Saint-Saëns’ output of solo piano music spanned almost 70 years, mainly salon pieces such as waltzes and caprices; he never wrote a piano sonata. His Variations on a Theme of Beethoven uses the minuet from the Piano Sonata in E flat Op.31, known as the ‘Hunt’.  It was first performed at a concert of the Société Nationale de Musique, which Saint-Saëns had helped to found in the aftermath of the Franco-Prussian War, with the aim of promoting contemporary French music.

Debussy wrote only two of his own works for two pianos: Lindaraja is considered a warm-up to his masterpiece in this form, En blanc et noir (In black and white).  Debussy commented on the work that the movements “derive their color and feeling merely from the sonority of the piano,” insisting the work was not a comment on the first World War, but since virtually all of his correspondence from this period indicates a near obsession with the subject, it’s hard to image the music is just about the piano.

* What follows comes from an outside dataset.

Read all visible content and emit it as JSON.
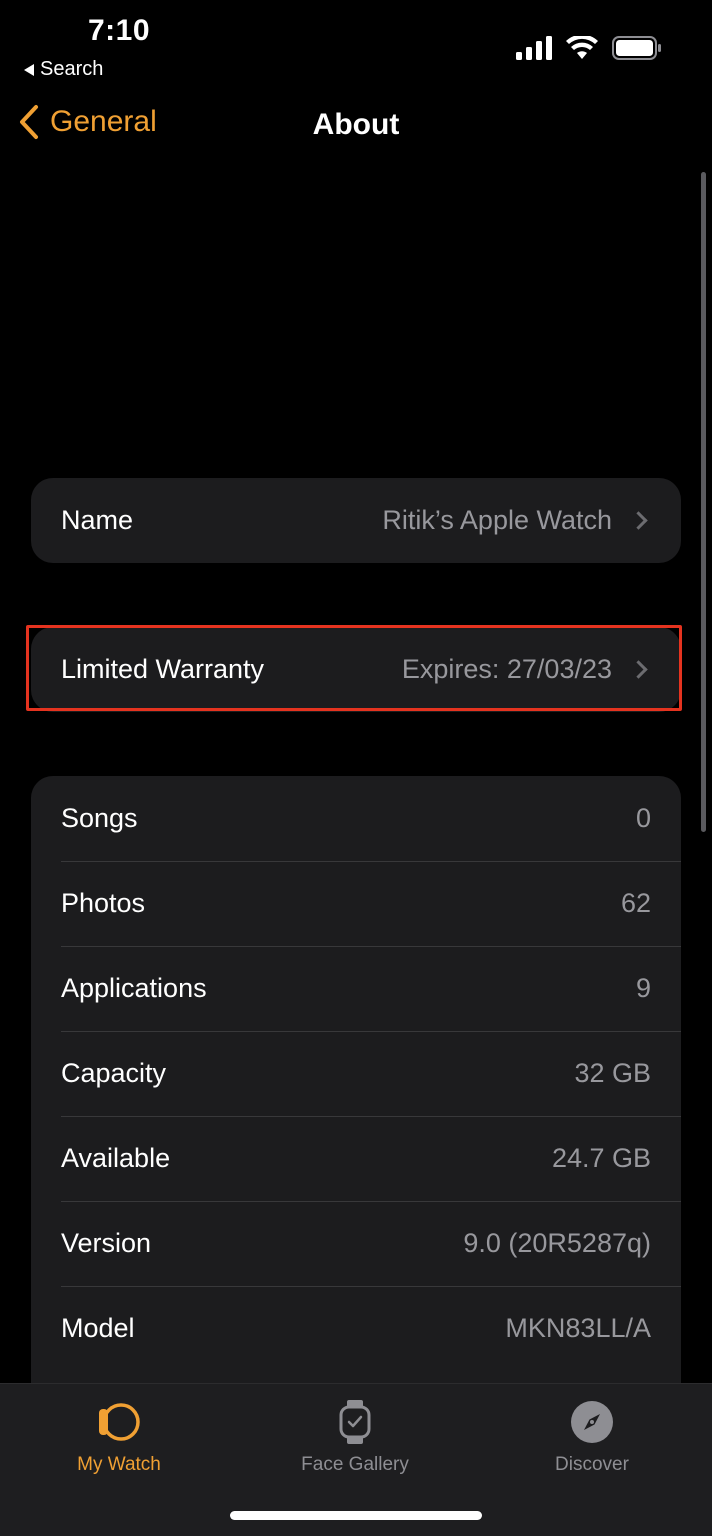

We hear distant bugle calls, quiet military drum rhythms, long spaces of silence, quotes from the Lutheran chorale Ein feste Burg (A mighty fortress) before the final movement delves into the rich possibilities of the piano with a black-and-white purity of musical expression.

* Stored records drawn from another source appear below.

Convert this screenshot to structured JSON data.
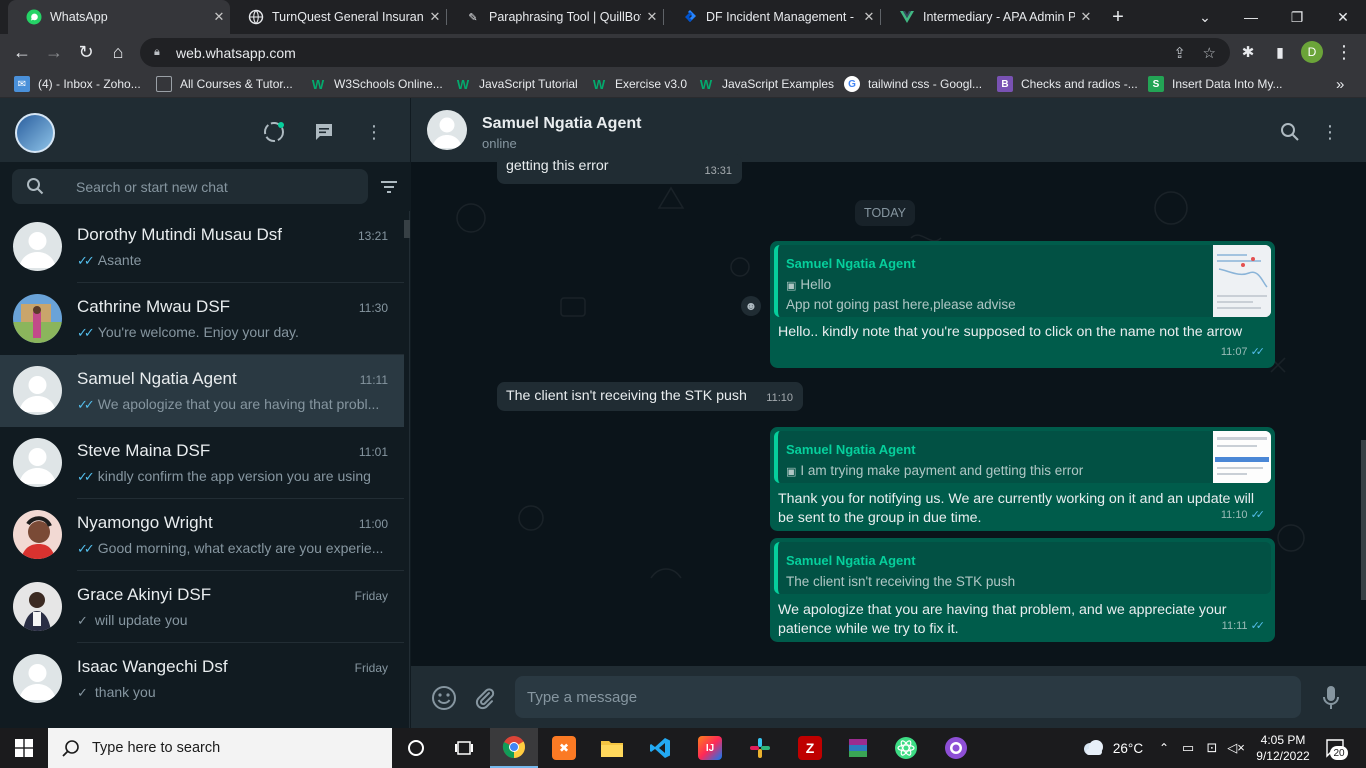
{
  "browser": {
    "tabs": [
      {
        "title": "WhatsApp",
        "active": true
      },
      {
        "title": "TurnQuest General Insurance"
      },
      {
        "title": "Paraphrasing Tool | QuillBot A"
      },
      {
        "title": "DF Incident Management - K"
      },
      {
        "title": "Intermediary - APA Admin Po"
      }
    ],
    "new_tab": "+",
    "url": "web.whatsapp.com",
    "profile_initial": "D",
    "bookmarks": [
      "(4) - Inbox - Zoho...",
      "All Courses & Tutor...",
      "W3Schools Online...",
      "JavaScript Tutorial",
      "Exercise v3.0",
      "JavaScript Examples",
      "tailwind css - Googl...",
      "Checks and radios -...",
      "Insert Data Into My..."
    ],
    "bookmarks_overflow": "»"
  },
  "sidebar": {
    "search_placeholder": "Search or start new chat",
    "chats": [
      {
        "name": "Dorothy Mutindi Musau Dsf",
        "time": "13:21",
        "preview": "Asante",
        "ticks": "double"
      },
      {
        "name": "Cathrine Mwau DSF",
        "time": "11:30",
        "preview": "You're welcome. Enjoy your day.",
        "ticks": "double"
      },
      {
        "name": "Samuel Ngatia Agent",
        "time": "11:11",
        "preview": "We apologize that you are having that probl...",
        "ticks": "double",
        "selected": true
      },
      {
        "name": "Steve Maina DSF",
        "time": "11:01",
        "preview": "kindly confirm the app version you are using",
        "ticks": "double"
      },
      {
        "name": "Nyamongo Wright",
        "time": "11:00",
        "preview": "Good morning, what exactly are you experie...",
        "ticks": "double"
      },
      {
        "name": "Grace Akinyi DSF",
        "time": "Friday",
        "preview": "will update you",
        "ticks": "single"
      },
      {
        "name": "Isaac Wangechi Dsf",
        "time": "Friday",
        "preview": "thank you",
        "ticks": "single"
      }
    ]
  },
  "conversation": {
    "contact_name": "Samuel Ngatia Agent",
    "status": "online",
    "messages": [
      {
        "text": "getting this error",
        "time": "13:31",
        "dir": "in"
      },
      {
        "date_chip": "TODAY"
      },
      {
        "quote_name": "Samuel Ngatia Agent",
        "quote_line1": "Hello",
        "quote_line2": "App not going past here,please advise",
        "text": "Hello.. kindly note that you're supposed to click on the name not the arrow",
        "time": "11:07",
        "dir": "out"
      },
      {
        "text": "The client isn't receiving the STK push",
        "time": "11:10",
        "dir": "in"
      },
      {
        "quote_name": "Samuel Ngatia Agent",
        "quote_line1": "I am trying make payment and getting this error",
        "text_line1": "Thank you for notifying us. We are currently working on it and an update will",
        "text_line2": "be sent to the group in due time.",
        "time": "11:10",
        "dir": "out"
      },
      {
        "quote_name": "Samuel Ngatia Agent",
        "quote_line1": "The client isn't receiving the STK push",
        "text_line1": "We apologize that you are having that problem, and we appreciate your",
        "text_line2": "patience while we try to fix it.",
        "time": "11:11",
        "dir": "out"
      }
    ],
    "composer_placeholder": "Type a message"
  },
  "taskbar": {
    "search_placeholder": "Type here to search",
    "weather": "26°C",
    "time": "4:05 PM",
    "date": "9/12/2022",
    "notifications": "20"
  },
  "colors": {
    "panel": "#202c33",
    "background": "#111b21",
    "outgoing_bubble": "#005c4b",
    "accent": "#06cf9c",
    "read_tick": "#53bdeb"
  }
}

Along with the famous Piano Concert No.2, Op.18, Rachmaninoff’s Suite No.2 for two pianos marked the return recovery of the composer’s musical activities following a three year silence caused by the  public failure of his Symphony No.1. Whether the story of Rachmaninoff’s romance of his psychiatrist’s daughter is true or not, there is plenty of passion and tenderness to be found in the Suite, not least as the third movement that is titled ‘Romance’. One of the most popular works in piano duo repertoire, it is a truly exhilarating piece of music that will undoubtedly leave with you blown away. 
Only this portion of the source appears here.